The thickest book (one has to have some form of organizing principle) is a replacement copy of Diarmaid MacCulloch's 'A History of Christianity'. The previous copy having been lent out beyond hope of return, I thought I should acquire (and re-read) a replacement. It is as judicious and intelligent a study as one could hope for of the global religion which, despite the wishes of the new atheists, continues to grow apace; and, not simply as a reflection of demography.
Next in order of size is a secondhand copy of John Carey's biography of William Golding. Needless to say, I read 'Lord of the Flies' at school but later read his Sea Trilogy (and will again) and found them one of the most moving and deeply imagined of contemporary novels. I liked his resistance to the three modernist 'gods' - Darwin, Freud, Marx and his ability to intimate the transcendent without naming it.
That leads to another of Marx's critics - Isaiah Berlin - and a collection of his essays, 'The Proper Study of Mankind'. I cannot think of a more lucid conveyor of ideas - either his own or that of others and either as a philosopher or an intellectual historian. Together with Walter Kaufman, he has always been the liberal unsettler of my certainties and the guardian of that which truly matters namely the ability to scrutinise, scrupulously and honestly, any and all of my assumptions.
A need that Norman Cohn's subjects needed more than most in 'The Pursuit of the Millenium: Revolutionary Millenarians and Mystical Anarchists of the Middle Ages'. This is his classic study of the urge towards the apocalyptic and the willingness of people to sacrifice the present, in all its compromised messiness, on the altar of a hoped transformation to a kingdom of saints. Be careful what one prays for; and, a book, sadly, that preserves its timeliness as we confront new versions of an old malady.
This brings me to a wholly different approach to the transformative other - Ouspensky's 'Tertium Organum'. It was written before his encounter with Gurdjieff and is his careful exploration of the boundaries of possible experience seen in the light of the esoteric or mystical in dialogue with science. It is emphatically aimed at the transformation of the individual. Ouspensky distrusted groups, even, I suspect, his own.

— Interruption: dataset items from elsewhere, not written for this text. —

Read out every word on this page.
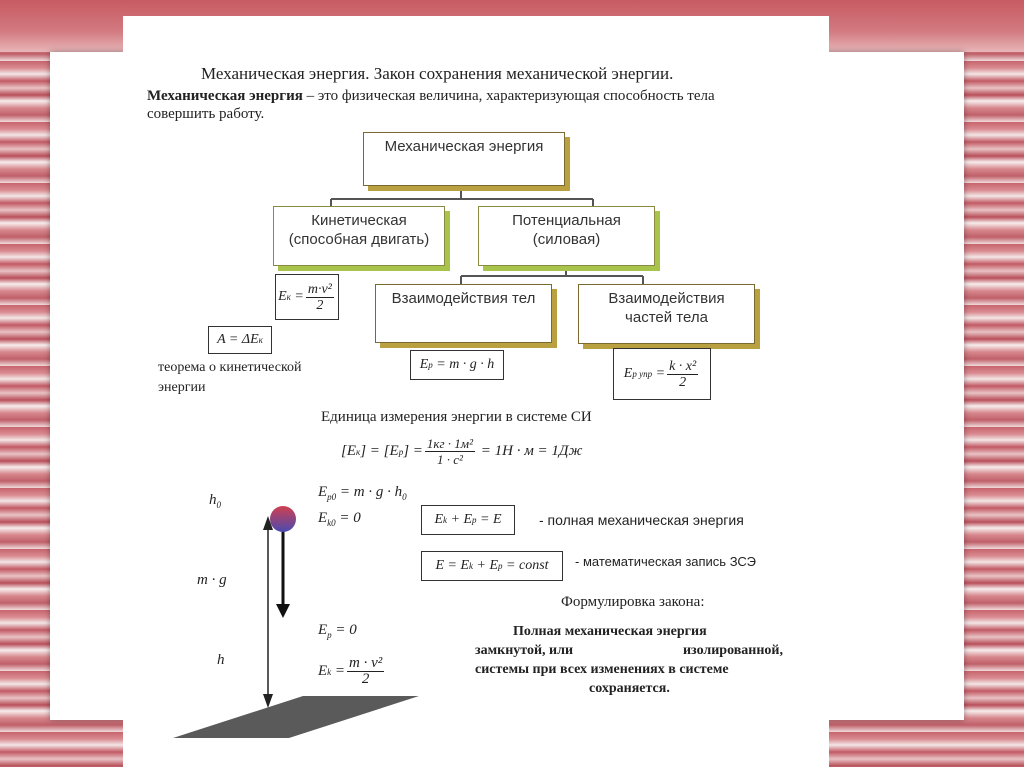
Механическая энергия. Закон сохранения механической энергии.
Механическая энергия – это физическая величина, характеризующая способность тела
совершить работу.
Механическая энергия
Кинетическая
(способная двигать)
Потенциальная
(силовая)
Взаимодействия тел	Взаимодействия
частей тела
E $к = \frac{\text{m·v²}}{2}$
A = ΔE к
теорема о кинетической
энергии
E р
= m · g · h
E р упр = $\frac{\text{k · x²}}{2}$
Единица измерения энергии в системе СИ
[E к ] = [E р ] = $\frac{\text{1кг · 1м²}}{\text{1 · с²}}$
= 1Н · м = 1Дж
$h_0$
m · g⃗
h
$E_{р0} = m \cdot g \cdot h_0$
$E_{k0} = 0$
$E_р = 0$
E $k = \frac{\text{m · v²}}{2}$
E k + E р = E	- полная механическая энергия
E = E k + E р = const	- математическая запись ЗСЭ
Формулировка закона:
Полная механическая энергия
замкнутой, или	изолированной,
системы при всех изменениях в системе
сохраняется.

Finally, there is a similar aversion in Hermann Hesse's 'Wandering' which I bought as a replacement copy for one that is literally falling apart. It was published in 1920 and is a series of short essays, poems, and paintings written as Hesse settles into his new home in the Swiss canton of Ticino. It is a beautiful book and the second of his that I bought as a schoolboy, recently besotted. This is a state, though critically deepened, I have retained to this day. There are passages here I know by heart including this one, from 'Trees'.
“For me, trees have always been the most penetrating preachers. I revere them when they live in tribes and families, in forests and groves. And even more I revere them when they stand alone. They are like lonely persons. Not like hermits who have stolen away out of some weakness, but like great, solitary men, like Beethoven and Nietzsche. In their highest boughs the world rustles, their roots rest in infinity; but they do not lose themselves there, they struggle with all the force of their lives for one thing only: to fulfil themselves according to their own laws, to build up their own form, to represent themselves. Nothing is holier, nothing is more exemplary than a beautiful, strong tree. When a tree is cut down and reveals its naked death-wound to the sun, one can read its whole history in the luminous, inscribed disk of its trunk: in the rings of its years, its scars, all the struggle, all the suffering, all the sickness, all the happiness and prosperity stand truly written, the narrow years and the luxurious years, the attacks withstood, the storms endured. And every young farmboy knows that the hardest and noblest wood has the narrowest rings, that high on the mountains and in continuing danger the most indestructible, the strongest, the ideal trees grow.”